← Infrastructure Transformer Systems
Infrastructure

Prefix Tree KV Cache Eviction

When the GPU memory fills up, the Radix Tree managing the KV Cache must evict nodes to make room for new tokens without destroying valuable context.

Source: mortalapps.com
TL;DR
  • When the GPU memory fills up, the Radix Tree managing the KV Cache must evict nodes to make room for new tokens without destroying valuable context.
  • SGLang tracks active usage via a lock_ref reference counter on each tree node, protecting in-use memory from being pruned.
  • Default Least Recently Used (LRU) policies can accidentally evict highly valuable system prompts, causing severe latency spikes upon recomputation.
  • Advanced implementations use Priority-based eviction, protecting shared prefixes (high priority) while aggressively pruning ephemeral user queries and dead reasoning branches.

Why This Matters

Under massive API load, KV cache memory is entirely saturated almost instantly. The decision of what to delete dictates the entire latency profile of the inference engine. If an engine evicts a,000-token system prompt used by 100 concurrent agents just because it wasn't the most recently used block, the next request requires an massive, unnecessary prefill compute penalty. Intelligent eviction transforms the KV cache from a dumb FIFO memory buffer into a highly tuned hierarchical state machine.

Core Intuition

Imagine a library running out of shelf space. LRU eviction is like throwing away the book that hasn't been checked out recently. However, if the library throws away the master index catalog just because no one looked at it in the last five minutes, the entire library halts when someone needs it. Reference counting acts as a "currently in use" tag, and Priority scheduling acts as a "do not destroy" tag for the master catalog. By prioritizing the eviction of user-specific temporary thoughts over shared foundational instructions, the system maintains high throughput.

Technical Deep Dive

SGLang maintains a lock_ref counter on each TreeNode. The method inc_lock_ref increments along the path to the root.
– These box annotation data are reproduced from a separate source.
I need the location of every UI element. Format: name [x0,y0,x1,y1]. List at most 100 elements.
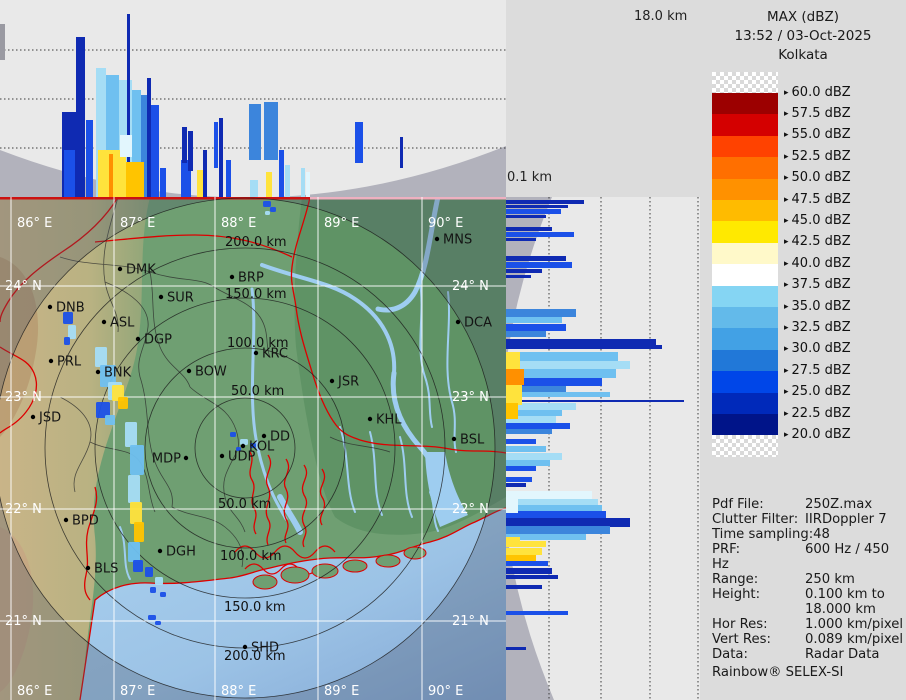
city-dot [253,350,259,356]
legend-entry-label: 30.0 dBZ [791,341,851,357]
city-label: DMK [126,263,156,278]
echo-bar [506,460,550,466]
radar-echo-cell [130,502,142,524]
echo-bar [0,24,5,60]
detail-row: Height: 0.100 km to [712,587,904,602]
legend-entry: ▸ 32.5 dBZ [784,320,851,335]
legend-swatch [712,93,778,115]
legend-swatch [712,414,778,436]
echo-bar [506,309,576,317]
echo-bar [506,483,526,487]
map-labels: 86° E 86° E 87° E 87° E 88° E 88° E 89° E 89° E… [5,216,492,699]
detail-row: Vert Res: 0.089 km/pixel [712,632,904,647]
legend-swatch [712,371,778,393]
legend-entry-label: 37.5 dBZ [791,277,851,293]
detail-value: 250Z.max [805,497,873,512]
city-dot [329,378,335,384]
city-label: KOL [249,440,275,455]
city-label: DGH [166,545,196,560]
legend-entry-label: 50.0 dBZ [791,170,851,186]
echo-bar [249,104,261,160]
city-label: DD [270,430,290,445]
echo-bar [355,122,363,163]
echo-bar [506,403,576,410]
legend-swatch [712,349,778,372]
latitude-label: 21° N [452,614,489,629]
legend-entry-label: 32.5 dBZ [791,319,851,335]
longitude-label: 90° E [428,216,463,231]
echo-bar [506,385,522,405]
legend-swatch [712,71,778,93]
echo-bar [151,105,159,197]
detail-label: PRF: [712,542,741,557]
top-border-line [310,197,506,200]
echo-bar [506,369,616,378]
range-ring-label: 100.0 km [227,336,289,351]
echo-bar [506,215,546,218]
city-dot [451,436,457,442]
echo-bar [506,537,520,547]
echo-bar [506,555,536,561]
echo-bar [279,150,284,197]
radar-echo-cell [155,577,163,585]
latitude-label: 23° N [5,390,42,405]
latitude-label: 24° N [452,279,489,294]
echo-bar [76,37,85,197]
echo-bar [132,90,141,197]
echo-bar [506,256,566,261]
detail-row: Range: 250 km [712,572,904,587]
legend-swatch [712,135,778,158]
product-title: MAX (dBZ) [766,9,840,25]
legend-entry: ▸ 60.0 dBZ [784,85,851,100]
hills-patch [0,257,39,437]
legend-entry: ▸ 40.0 dBZ [784,256,851,271]
city-label: MDP [152,452,181,467]
range-ring-label: 200.0 km [225,235,287,250]
city-label: MNS [443,233,472,248]
echo-bar [160,168,166,197]
radar-echo-cell [230,432,236,437]
legend-entry-label: 47.5 dBZ [791,191,851,207]
legend-tick-arrow-icon: ▸ [784,344,789,355]
detail-value: 48 [813,527,830,542]
radar-echo-cell [263,201,271,207]
right-profile-min-height-label: 0.1 km [507,170,552,185]
city-dot [158,294,164,300]
legend-swatch [712,328,778,350]
echo-bar [96,68,106,197]
echo-bar [506,647,526,650]
city-dot [63,517,69,523]
radar-echo-cell [134,522,144,542]
longitude-label: 87° E [120,684,155,699]
city-label: BRP [238,271,264,286]
echo-bar [506,232,574,237]
echo-bar [506,369,524,385]
longitude-label: 89° E [324,684,359,699]
top-profile-canvas [0,14,506,198]
city-dot [455,319,461,325]
echo-bar [109,154,113,197]
echo-bar [506,541,546,547]
legend-swatch [712,178,778,200]
echo-bar [506,491,592,499]
legend-tick-arrow-icon: ▸ [784,387,789,398]
echo-bar [506,505,602,511]
range-ring-label: 150.0 km [224,600,286,615]
legend-entry-label: 45.0 dBZ [791,212,851,228]
detail-row: Pdf File: 250Z.max [712,497,904,512]
range-ring [94,297,396,599]
beam-blind-zone-arc [0,146,506,198]
echo-bar [506,575,558,579]
echo-bar [506,392,610,397]
product-datetime: 13:52 / 03-Oct-2025 [734,28,872,44]
city-label: BOW [195,365,227,380]
legend-entry: ▸ 25.0 dBZ [784,384,851,399]
echo-bar [506,568,552,574]
detail-row: Hor Res: 1.000 km/pixel [712,617,904,632]
legend-tick-arrow-icon: ▸ [784,87,789,98]
echo-bar [266,172,272,197]
echo-bar [188,131,193,171]
echo-bar [219,118,223,197]
city-label: BSL [460,433,485,448]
Any node with lock_ref > 0 is actively being queried or generated against and is completely protected from eviction. Conceptually, nodes are grouped into zones: Zone 1 (shared, lock_ref > 1) represents system prompts, while Zone 2 (private, lock_ref <= 1) represents user-specific context. When serving reasoning models (like DeepSeek-R1), generated <think> tokens are inserted into the radix tree. In multi-turn chats, the user drops the thinking tokens in subsequent prompts. This strands the thinking KV entries as "dead branches" that will never be matched again, permanently wasting gigabytes of VRAM until an eviction policy finally cleans them up.

Key Takeaways

SGLang RadixCache utilizes reference counting (lock_ref) to protect active nodes from eviction.
Default LRU policies are insufficient for agentic workloads and multi-turn reasoning workflows.
Unused reasoning tokens (<think>) create "dead branches" that rapidly and permanently exhaust VRAM.
Priority-based eviction protects high-value system prompts and accelerates the destruction of ephemeral dead branches.